The question was asked: “What subjects would you advise conservatories to teach their students today?” James Tenney, who Ligeti had selected to host the day-long seminar on his music, answered, “Musical acoustics; the literature of the 20th century.”

Ligeti continued the answer: “I completely agree, but I will add that it’s very important to have a high level of knowledge of non-European music: Asian, Javanese, Thai, Australian, the whole African complex south of the Sahara, Arabian, Iranian, and North African. I’m extremely interested in polyphonic music so I gravitate toward the African musics. For me, popular culture is very important, such as the blues. I learned traditional technique in Budapest, figured bass, traditional harmony, counterpoint was taught. Lizst had been there, in the Conservatory, and Bartók. We had no modern music; it ended with Beethoven. When I discovered the richness of harmony of Chopin or Schubert, there were no books. Debussy opens a whole new world, is the most important innovator of early 20th century music. Schoenberg was very respected, but…for orchestration, the texts of Rimsky-Korsakov and Koechlin are crucial. I learned orchestration mainly by listening. My best teachers were Haydn and Stravinsky.”

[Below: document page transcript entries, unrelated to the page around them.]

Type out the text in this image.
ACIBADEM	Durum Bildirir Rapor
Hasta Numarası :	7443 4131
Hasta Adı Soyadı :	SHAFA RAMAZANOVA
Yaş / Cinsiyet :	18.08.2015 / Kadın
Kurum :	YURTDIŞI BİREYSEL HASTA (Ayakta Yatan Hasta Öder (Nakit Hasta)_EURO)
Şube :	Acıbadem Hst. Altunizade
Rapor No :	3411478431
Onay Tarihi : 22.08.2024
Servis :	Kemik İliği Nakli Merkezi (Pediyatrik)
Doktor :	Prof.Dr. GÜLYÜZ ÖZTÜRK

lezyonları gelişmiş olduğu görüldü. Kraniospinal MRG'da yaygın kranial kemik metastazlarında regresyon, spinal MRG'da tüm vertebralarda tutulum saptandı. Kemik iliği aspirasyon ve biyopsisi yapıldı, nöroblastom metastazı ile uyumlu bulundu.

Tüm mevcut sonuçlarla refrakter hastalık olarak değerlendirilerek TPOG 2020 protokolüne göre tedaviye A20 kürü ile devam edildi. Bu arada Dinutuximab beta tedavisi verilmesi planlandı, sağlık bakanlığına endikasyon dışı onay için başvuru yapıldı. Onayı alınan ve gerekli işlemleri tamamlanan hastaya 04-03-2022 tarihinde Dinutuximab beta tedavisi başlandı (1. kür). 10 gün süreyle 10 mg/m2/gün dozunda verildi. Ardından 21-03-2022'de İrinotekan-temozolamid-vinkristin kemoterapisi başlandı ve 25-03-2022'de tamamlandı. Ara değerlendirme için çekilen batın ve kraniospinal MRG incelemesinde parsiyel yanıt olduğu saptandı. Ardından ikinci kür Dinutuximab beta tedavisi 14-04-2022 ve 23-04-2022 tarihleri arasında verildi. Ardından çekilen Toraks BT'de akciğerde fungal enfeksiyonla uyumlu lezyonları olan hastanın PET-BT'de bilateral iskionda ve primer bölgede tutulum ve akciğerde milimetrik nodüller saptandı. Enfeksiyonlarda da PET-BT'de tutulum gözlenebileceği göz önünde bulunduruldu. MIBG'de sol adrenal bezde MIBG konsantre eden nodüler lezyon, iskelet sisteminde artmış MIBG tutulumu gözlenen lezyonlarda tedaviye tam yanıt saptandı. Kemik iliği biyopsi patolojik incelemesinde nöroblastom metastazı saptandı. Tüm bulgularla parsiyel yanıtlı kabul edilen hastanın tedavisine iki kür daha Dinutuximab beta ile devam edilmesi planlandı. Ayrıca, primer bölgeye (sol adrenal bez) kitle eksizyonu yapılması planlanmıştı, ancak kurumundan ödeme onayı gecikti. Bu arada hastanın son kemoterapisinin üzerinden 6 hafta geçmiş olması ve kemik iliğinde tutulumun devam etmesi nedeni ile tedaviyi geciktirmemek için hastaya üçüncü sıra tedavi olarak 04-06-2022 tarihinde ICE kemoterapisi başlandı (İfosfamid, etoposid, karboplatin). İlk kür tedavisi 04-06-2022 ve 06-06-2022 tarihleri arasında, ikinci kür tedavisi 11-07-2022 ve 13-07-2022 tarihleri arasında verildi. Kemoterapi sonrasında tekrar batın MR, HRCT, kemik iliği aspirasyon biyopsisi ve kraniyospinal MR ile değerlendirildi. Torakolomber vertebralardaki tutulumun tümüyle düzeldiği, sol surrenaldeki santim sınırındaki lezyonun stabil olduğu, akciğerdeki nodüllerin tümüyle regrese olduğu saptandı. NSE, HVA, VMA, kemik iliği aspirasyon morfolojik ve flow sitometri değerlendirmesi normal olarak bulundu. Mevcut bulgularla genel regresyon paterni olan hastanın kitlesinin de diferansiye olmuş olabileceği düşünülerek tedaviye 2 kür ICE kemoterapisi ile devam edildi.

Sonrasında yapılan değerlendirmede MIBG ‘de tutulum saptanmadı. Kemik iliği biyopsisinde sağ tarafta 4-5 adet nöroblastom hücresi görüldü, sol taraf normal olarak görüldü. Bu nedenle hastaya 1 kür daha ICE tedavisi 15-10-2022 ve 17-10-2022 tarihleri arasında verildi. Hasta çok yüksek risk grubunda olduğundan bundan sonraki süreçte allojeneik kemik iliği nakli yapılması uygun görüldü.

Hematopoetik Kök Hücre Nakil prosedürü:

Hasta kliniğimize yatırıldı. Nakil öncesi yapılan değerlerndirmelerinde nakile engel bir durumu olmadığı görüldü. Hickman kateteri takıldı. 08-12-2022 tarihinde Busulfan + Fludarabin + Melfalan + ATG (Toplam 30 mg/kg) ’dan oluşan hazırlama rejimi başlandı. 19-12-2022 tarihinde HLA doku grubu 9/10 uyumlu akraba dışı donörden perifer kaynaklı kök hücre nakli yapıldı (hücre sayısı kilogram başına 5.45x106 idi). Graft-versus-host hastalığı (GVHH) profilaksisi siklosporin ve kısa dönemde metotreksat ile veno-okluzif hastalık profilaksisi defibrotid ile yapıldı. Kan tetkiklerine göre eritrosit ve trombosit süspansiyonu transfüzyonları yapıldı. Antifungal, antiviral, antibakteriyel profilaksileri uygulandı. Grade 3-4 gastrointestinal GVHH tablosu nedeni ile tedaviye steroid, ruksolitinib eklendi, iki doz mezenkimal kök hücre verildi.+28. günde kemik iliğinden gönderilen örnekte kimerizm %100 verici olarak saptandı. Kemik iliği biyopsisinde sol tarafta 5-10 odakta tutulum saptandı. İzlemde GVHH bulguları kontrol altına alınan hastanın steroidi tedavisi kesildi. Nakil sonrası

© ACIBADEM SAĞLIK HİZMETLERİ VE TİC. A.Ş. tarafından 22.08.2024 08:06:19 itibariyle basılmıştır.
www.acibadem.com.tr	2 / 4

What isn’t conveyed here, of course, is the tempo of Ligeti’s speaking, the vast range of nuance in his inflection, timing, and the emphasis on certain words—or his generosity and warmth, extended to James Tenney, as well as to the most musically unsophisticated members of the audience who submitted questions. György Ligeti, with his astounding musical facility, his intense imagination—fueled by science but also by absurdist notions—and his inquisitive yet discerning nature, was a huge influence on my development as a composer. I was most fortunate to know him and to be in his presence as a young composer making her way in the world.